RicominciAmo
Riparte il massimo campionato di serie A post Covid19, tra crisi e voglia di ripartire e stupire tutti.
Ricominciamo, cantava Adriano Pappalardo nel lontano 1998. Ricominciamo con Il campionato di calcio italiano! a porte chiuse, ma si ricomincia con la serie A. Non senza polemiche, ovviamente. Come nei migliori copioni hollywoodiani. Da una parte vi è l’esigenza di ripartire così da far quadrare i conti di un’economia, quella calcistica, in preda a un’isteria evidente che rischia di far saltare il banco prima ancora di cominciare. Dall’altra vi sono gli interessi sportivi, dove i club con mire di vittoria, o di possibile vittoria, sono desiderosi di giungere al termine della stagione più travagliata della storia sportiva mondiale. Ma non finisce qui, perché nel mezzo vi sono tante di quelle problematiche che diventa un ginepraio potersi districare con dei risultati accettabili.
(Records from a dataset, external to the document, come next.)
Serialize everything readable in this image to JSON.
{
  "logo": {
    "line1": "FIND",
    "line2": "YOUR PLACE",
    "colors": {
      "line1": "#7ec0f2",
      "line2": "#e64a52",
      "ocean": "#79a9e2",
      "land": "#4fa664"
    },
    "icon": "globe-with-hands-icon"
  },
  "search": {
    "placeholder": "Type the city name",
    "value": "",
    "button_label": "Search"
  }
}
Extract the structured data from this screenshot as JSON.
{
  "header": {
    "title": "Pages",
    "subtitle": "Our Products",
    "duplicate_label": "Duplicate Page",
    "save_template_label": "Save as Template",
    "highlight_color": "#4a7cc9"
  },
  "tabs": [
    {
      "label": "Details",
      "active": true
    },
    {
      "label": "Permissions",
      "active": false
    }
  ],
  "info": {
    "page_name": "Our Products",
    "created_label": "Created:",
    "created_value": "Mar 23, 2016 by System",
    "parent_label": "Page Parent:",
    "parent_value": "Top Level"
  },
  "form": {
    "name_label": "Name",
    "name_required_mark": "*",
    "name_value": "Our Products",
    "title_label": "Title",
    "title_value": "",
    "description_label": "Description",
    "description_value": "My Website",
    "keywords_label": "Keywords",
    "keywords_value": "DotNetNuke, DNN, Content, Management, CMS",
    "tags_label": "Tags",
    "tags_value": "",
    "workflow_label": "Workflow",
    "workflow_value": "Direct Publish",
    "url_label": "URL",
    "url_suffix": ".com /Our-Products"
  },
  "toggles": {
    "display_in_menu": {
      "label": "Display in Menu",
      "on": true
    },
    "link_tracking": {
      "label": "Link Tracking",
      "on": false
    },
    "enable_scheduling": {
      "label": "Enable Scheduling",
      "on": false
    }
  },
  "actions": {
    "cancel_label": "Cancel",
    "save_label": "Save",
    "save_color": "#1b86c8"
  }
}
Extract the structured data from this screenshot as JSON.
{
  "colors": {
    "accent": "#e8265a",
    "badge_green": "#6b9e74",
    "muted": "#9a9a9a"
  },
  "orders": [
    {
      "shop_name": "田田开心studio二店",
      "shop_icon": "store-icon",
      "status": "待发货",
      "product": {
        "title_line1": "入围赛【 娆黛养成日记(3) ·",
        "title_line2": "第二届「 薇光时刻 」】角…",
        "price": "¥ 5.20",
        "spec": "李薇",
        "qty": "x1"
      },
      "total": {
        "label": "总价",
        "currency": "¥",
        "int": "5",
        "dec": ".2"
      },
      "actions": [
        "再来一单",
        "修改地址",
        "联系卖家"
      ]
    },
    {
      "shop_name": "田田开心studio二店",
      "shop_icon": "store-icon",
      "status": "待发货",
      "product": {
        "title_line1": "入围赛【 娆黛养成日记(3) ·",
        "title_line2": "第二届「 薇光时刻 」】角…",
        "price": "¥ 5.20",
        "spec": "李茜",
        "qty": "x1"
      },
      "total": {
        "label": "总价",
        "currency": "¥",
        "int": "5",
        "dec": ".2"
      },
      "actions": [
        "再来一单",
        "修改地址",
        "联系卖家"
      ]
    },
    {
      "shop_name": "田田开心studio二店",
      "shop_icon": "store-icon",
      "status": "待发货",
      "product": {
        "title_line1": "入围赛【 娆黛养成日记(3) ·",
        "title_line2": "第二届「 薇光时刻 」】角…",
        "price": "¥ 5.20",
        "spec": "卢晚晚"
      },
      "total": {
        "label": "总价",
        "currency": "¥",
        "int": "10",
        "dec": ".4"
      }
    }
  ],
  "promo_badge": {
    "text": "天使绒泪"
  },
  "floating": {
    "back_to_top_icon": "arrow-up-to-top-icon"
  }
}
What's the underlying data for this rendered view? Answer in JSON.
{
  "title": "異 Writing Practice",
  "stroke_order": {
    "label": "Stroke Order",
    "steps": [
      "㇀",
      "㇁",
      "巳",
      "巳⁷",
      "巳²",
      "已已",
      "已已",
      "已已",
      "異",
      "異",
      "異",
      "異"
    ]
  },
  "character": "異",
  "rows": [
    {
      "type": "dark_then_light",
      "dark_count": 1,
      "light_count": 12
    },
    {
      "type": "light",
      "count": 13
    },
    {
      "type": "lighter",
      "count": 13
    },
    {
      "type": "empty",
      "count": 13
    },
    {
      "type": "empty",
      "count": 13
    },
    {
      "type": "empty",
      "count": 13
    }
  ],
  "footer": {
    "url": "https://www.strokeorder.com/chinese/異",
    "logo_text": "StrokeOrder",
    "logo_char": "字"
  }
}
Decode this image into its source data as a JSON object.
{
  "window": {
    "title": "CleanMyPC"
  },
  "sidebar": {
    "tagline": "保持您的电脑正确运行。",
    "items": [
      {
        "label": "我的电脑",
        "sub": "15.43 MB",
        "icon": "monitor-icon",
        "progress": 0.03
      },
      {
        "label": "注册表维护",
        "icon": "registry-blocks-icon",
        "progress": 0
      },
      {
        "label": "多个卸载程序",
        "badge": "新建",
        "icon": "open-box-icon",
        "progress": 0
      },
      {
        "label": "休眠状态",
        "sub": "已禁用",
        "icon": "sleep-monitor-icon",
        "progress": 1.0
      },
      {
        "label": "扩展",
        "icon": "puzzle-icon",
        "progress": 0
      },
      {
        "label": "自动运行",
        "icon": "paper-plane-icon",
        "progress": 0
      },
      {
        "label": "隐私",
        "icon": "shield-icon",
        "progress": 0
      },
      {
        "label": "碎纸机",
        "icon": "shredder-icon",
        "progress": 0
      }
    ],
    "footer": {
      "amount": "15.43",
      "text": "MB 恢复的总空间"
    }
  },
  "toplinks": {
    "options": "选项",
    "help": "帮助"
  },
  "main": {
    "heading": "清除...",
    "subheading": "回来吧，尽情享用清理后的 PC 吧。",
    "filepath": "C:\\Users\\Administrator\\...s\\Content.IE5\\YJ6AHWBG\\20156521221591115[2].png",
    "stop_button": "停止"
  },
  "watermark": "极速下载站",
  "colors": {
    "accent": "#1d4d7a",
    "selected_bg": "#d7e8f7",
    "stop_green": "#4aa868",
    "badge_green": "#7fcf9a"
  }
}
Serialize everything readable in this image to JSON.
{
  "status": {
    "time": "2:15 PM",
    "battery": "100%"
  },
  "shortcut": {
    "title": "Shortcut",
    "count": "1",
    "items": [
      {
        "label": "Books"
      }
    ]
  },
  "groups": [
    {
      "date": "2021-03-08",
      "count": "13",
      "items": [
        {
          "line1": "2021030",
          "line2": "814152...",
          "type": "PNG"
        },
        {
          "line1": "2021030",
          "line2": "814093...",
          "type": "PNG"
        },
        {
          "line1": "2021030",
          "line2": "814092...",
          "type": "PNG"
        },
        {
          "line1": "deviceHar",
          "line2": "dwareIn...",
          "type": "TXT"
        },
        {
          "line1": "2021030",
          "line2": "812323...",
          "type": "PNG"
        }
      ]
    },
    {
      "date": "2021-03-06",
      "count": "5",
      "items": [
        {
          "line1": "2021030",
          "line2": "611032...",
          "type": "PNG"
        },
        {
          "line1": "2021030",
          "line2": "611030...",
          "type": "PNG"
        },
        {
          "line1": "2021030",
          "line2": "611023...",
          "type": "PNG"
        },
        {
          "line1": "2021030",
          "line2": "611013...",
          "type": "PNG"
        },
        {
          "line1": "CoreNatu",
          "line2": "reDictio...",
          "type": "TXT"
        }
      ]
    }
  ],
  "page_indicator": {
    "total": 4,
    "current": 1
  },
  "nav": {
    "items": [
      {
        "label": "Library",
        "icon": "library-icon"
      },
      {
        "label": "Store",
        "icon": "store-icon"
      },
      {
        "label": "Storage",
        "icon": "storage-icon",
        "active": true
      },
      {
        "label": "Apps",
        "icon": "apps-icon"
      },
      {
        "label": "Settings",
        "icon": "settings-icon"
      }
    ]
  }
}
I giocatori reclamano questioni contrattuali, evidentemente messi in discussione dai mancati introiti delle società calcistiche a seguito del lockdown, ed organizzative, come la protesta verso la decisione di inserire l’orario delle partite in diurna nella nuova calendarizzazione della serie A post Covid 19, e poi rispedita al mittente con successo. Insomma, una vera babele, dove anche i tifosi sono stremati e disamorati, distolti da avvenimenti di importanza più alta, come, appunto, la pandemia. Oggi, per evitare ulteriori derive, ognuno degli attori in gioco deve remare verso un’unica direzione, quella della riconciliazione tra società, giocatori e pubblico. C’è bisogno che vi sia una politica d’indirizzo che sia un unicum così da rendere più forte, anche da un lato economico, quello che è considerato lo sport più importante al mondo. In barba ai pensieri di Donald Trump, che in questi giorni, evidentemente, non ha altro da affermare che non guarderà più il soccer in vita sua. Ce ne faremo una ragione, ovviamente! In ogni caso, c’è la necessità di fare un salto di qualità nell’elaborazione del prodotto da offrire al tifoso. Per esempio, non sarebbe auspicabile spostare il calendario nel periodo che va dalla primavera all’autunno, in un arco temporale che sfrutti di più il bel tempo e renda il prodotto decisamente più friendly?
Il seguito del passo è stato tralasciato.